シャルル=ダンジュー

[ヨーロッパ−中世]

中世シチリア・ナポリ王。王としての名はカルロ1世。聖王ルイの弟である。 プロヴァンス伯の娘と結婚し、プロヴァンス伯領を継承した。 ちなみに妻はフランス王妃やイングランド王妃の妹である。 さらにアンジュー伯・メーヌ伯も兼ねた。 ただし、領内には強権的なシャルルに対する反感も強く、 反乱も発生して鎮圧に時間がかかっている。 ローマ教皇とシチリア王マンフレーディの対立に乗じて シチリア王カルロ1世となり、 シチリアを統治していたホーエンシュタウフェン家を滅ぼして 南イタリアを征服した。 シャルルは野心家で、兄を誘導して対岸のチュニジアを攻めさせた。 ただし、これは疫病のため撤退し、イスラム勢力の牽制に留まっている。 さらにラテン帝国の皇帝の地位を手に入れ、ビザンティン帝国の征服も図った。 しかし、ビザンティン皇帝ミカエル8世の方が役者が上で、 東西教会統一によって足止めされ、準備が整うと今度は重税が祟って 「シチリアの晩鐘」と呼ばれる大反乱を誘発してしまう。 そしてホーエンシュタウフェン家の親戚でミカエルと通じていた アラゴン王ペドロにシチリアを奪われ、 ローマ教皇・フランス王の支援を背景にナポリを拠点に反撃するも、 撃退されて失意の内に病没した。

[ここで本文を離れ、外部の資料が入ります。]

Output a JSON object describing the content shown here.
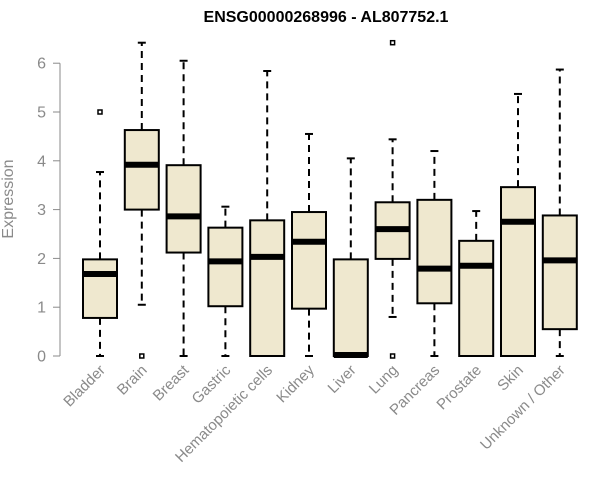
{
  "chart_data": {
    "type": "box",
    "title": "ENSG00000268996 - AL807752.1",
    "xlabel": "",
    "ylabel": "Expression",
    "ylim": [
      0,
      6.5
    ],
    "yticks": [
      0,
      1,
      2,
      3,
      4,
      5,
      6
    ],
    "box_fill": "#efe8cf",
    "outline_color": "#000000",
    "axis_color": "#8a8a8a",
    "categories": [
      "Bladder",
      "Brain",
      "Breast",
      "Gastric",
      "Hematopoietic cells",
      "Kidney",
      "Liver",
      "Lung",
      "Pancreas",
      "Prostate",
      "Skin",
      "Unknown / Other"
    ],
    "boxes": [
      {
        "min": 0.0,
        "q1": 0.78,
        "median": 1.68,
        "q3": 1.98,
        "max": 3.77,
        "outliers": [
          5.0
        ]
      },
      {
        "min": 1.05,
        "q1": 3.0,
        "median": 3.92,
        "q3": 4.63,
        "max": 6.42,
        "outliers": [
          0.0
        ]
      },
      {
        "min": 0.0,
        "q1": 2.12,
        "median": 2.86,
        "q3": 3.91,
        "max": 6.05,
        "outliers": []
      },
      {
        "min": 0.0,
        "q1": 1.02,
        "median": 1.94,
        "q3": 2.63,
        "max": 3.06,
        "outliers": []
      },
      {
        "min": 0.0,
        "q1": 0.0,
        "median": 2.03,
        "q3": 2.78,
        "max": 5.84,
        "outliers": []
      },
      {
        "min": 0.0,
        "q1": 0.97,
        "median": 2.34,
        "q3": 2.95,
        "max": 4.55,
        "outliers": []
      },
      {
        "min": 0.0,
        "q1": 0.0,
        "median": 0.02,
        "q3": 1.98,
        "max": 4.05,
        "outliers": []
      },
      {
        "min": 0.8,
        "q1": 1.99,
        "median": 2.6,
        "q3": 3.15,
        "max": 4.44,
        "outliers": [
          6.42,
          0.0
        ]
      },
      {
        "min": 0.0,
        "q1": 1.08,
        "median": 1.79,
        "q3": 3.2,
        "max": 4.2,
        "outliers": []
      },
      {
        "min": 0.0,
        "q1": 0.0,
        "median": 1.85,
        "q3": 2.36,
        "max": 2.97,
        "outliers": []
      },
      {
        "min": 0.0,
        "q1": 0.0,
        "median": 2.75,
        "q3": 3.46,
        "max": 5.37,
        "outliers": []
      },
      {
        "min": 0.0,
        "q1": 0.55,
        "median": 1.96,
        "q3": 2.88,
        "max": 5.87,
        "outliers": []
      }
    ]
  }
}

シャルルは兄ルイと違って大変な野心家で、権力を握る能力に優れ、 広大な領土を手に入れた。 反面権力を活用する能力はあるとは言えず、 シチリアを権力拡大のための収奪の場としか見なかったため、 領土を失った。 当時は異端者と見られていたフリードリヒ2世は領民の評判は良く、 対してシャルルはフランスや教皇に支持されたが、 今でもシチリア最悪の王と見なされているのである。 尤も、全てが水泡に帰したわけではなく、 ナポリ王家とハンガリー王家は彼の子孫が継承した。